Hilt retrieved the box from where it had fallen on the floor and set it in the cleared space on the table.
After watching Dmitri for several seconds to make sure he wouldn’t come closer, she took the box and opened it. She looked over the contents before plucking out the tied bundle of hair. Weighing it on the tips of her fingers, she gave a hideous smile.
“You gave up something very precious for this.”
Hilt matched her gaze. “Then you should be able to use it just fine.”
“The token will break when it finds him,” she warned, taking a jar from the wall to her left and another that sat in the half light on the windowsill. “Better not lose him after that, unless you want to give away something else.” She watched him to see whether she was rattling him, maybe to see if she could find some advantage, but he showed nothing.
Placing the jars on the table, she spoke words over them. They were H’coma words, but Hilt could pick out or infer the meaning of most of them. She was asking for aid in finding the owner of the hair. It was a bit of a farce; the hair was Hilt’s. It had been reforged and only made to seem as Gabriel’s hair by the fact that Hilt had known him long ago.
“Will you give your hearing in exchange?” she asked.
Hilt flinched at the Common words. After a moment of hesitation, he said yes.
Other imprints were in the room now, crowding around and over and under the table. The woman spoke to one directly, picking it out from the others, and the dropped the bundle of hair into one of the jars. Hilt almost cried out, but she wasn’t paying attention. She swirled the liquid in the jar and then upended the thing over her palm.
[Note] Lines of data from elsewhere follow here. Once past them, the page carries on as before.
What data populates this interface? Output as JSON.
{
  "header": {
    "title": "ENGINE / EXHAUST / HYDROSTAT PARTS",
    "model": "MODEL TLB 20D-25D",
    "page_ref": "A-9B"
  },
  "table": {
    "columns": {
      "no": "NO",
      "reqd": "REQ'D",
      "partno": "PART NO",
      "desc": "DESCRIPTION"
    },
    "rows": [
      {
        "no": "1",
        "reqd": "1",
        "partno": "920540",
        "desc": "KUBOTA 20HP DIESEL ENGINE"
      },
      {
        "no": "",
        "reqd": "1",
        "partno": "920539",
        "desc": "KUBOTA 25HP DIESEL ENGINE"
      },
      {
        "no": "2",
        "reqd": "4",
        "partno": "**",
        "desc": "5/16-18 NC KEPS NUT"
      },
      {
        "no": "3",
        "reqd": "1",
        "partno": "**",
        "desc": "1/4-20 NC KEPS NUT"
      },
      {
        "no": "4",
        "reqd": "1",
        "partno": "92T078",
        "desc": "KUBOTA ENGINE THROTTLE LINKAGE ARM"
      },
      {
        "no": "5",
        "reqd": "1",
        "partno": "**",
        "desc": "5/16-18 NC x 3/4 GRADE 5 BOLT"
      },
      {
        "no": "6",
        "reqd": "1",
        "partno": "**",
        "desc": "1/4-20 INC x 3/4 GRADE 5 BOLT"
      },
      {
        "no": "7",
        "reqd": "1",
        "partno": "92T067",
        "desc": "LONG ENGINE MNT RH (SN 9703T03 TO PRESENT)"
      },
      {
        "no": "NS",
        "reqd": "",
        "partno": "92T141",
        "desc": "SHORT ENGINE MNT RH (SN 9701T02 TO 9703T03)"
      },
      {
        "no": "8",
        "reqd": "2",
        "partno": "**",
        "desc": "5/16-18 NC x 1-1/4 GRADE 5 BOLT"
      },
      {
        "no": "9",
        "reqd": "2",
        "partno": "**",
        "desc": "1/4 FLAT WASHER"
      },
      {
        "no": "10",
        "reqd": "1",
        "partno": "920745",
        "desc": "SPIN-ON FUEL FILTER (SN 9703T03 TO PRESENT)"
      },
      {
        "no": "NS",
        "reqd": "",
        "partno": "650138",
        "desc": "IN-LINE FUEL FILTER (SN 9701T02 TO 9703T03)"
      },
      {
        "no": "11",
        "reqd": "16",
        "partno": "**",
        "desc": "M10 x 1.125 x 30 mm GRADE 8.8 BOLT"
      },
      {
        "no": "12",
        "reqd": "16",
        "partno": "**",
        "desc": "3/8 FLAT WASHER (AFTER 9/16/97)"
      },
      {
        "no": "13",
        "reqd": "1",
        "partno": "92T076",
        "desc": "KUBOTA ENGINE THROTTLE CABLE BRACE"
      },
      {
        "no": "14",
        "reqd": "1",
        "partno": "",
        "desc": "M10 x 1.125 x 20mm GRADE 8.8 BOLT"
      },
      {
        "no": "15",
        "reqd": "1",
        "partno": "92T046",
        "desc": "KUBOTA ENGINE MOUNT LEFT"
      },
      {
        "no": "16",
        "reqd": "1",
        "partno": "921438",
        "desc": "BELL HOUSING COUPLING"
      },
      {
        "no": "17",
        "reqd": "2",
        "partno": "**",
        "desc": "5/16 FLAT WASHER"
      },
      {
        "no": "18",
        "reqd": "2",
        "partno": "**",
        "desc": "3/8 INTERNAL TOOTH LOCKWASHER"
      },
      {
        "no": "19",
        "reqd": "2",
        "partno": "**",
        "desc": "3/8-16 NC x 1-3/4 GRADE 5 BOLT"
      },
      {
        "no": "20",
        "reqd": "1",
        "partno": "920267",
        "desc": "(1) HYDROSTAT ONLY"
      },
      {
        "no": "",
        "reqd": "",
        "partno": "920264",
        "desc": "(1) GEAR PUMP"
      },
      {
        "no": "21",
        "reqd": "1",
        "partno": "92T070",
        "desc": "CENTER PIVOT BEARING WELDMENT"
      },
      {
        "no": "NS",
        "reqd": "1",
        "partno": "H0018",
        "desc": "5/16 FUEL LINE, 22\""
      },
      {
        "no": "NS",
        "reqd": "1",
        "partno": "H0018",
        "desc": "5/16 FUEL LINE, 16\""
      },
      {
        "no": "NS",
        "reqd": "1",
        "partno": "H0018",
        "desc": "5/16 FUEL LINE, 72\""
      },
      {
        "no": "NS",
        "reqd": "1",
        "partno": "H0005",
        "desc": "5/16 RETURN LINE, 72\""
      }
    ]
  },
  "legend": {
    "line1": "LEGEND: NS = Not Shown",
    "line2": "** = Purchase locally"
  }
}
No liquid came out – only a stone, which she dropped into the other jar. There should have been a splash, but Hilt heard nothing. The entire room had gone silent.
Her mouth moved, and Hilt realized that he couldn’t read her lips.
She hadn’t told him she would be taking that as well.
She could be saying anything now – could be doing anything to the hair, could be doing anything to him. But she had taken his hearing, and she surely had to cooperate. She reached into the jar and took something out, her hand dripping. She unceremoniously held the object out to Hilt.
Hilt eyed her, taking the thing. It was a stone, cool to the touch, the hair bundle locked in the middle of it. A single imprint swam in and around it. The stone seemed to have two layers, the top flowing like mercury. As it settled into his palm, it shaped itself into a point directed to the west.
Forgetting all the possibilities of what could or might have gone wrong, Hilt couldn’t keep himself from smiling. When he looked up, the woman pointed in the direction of the door.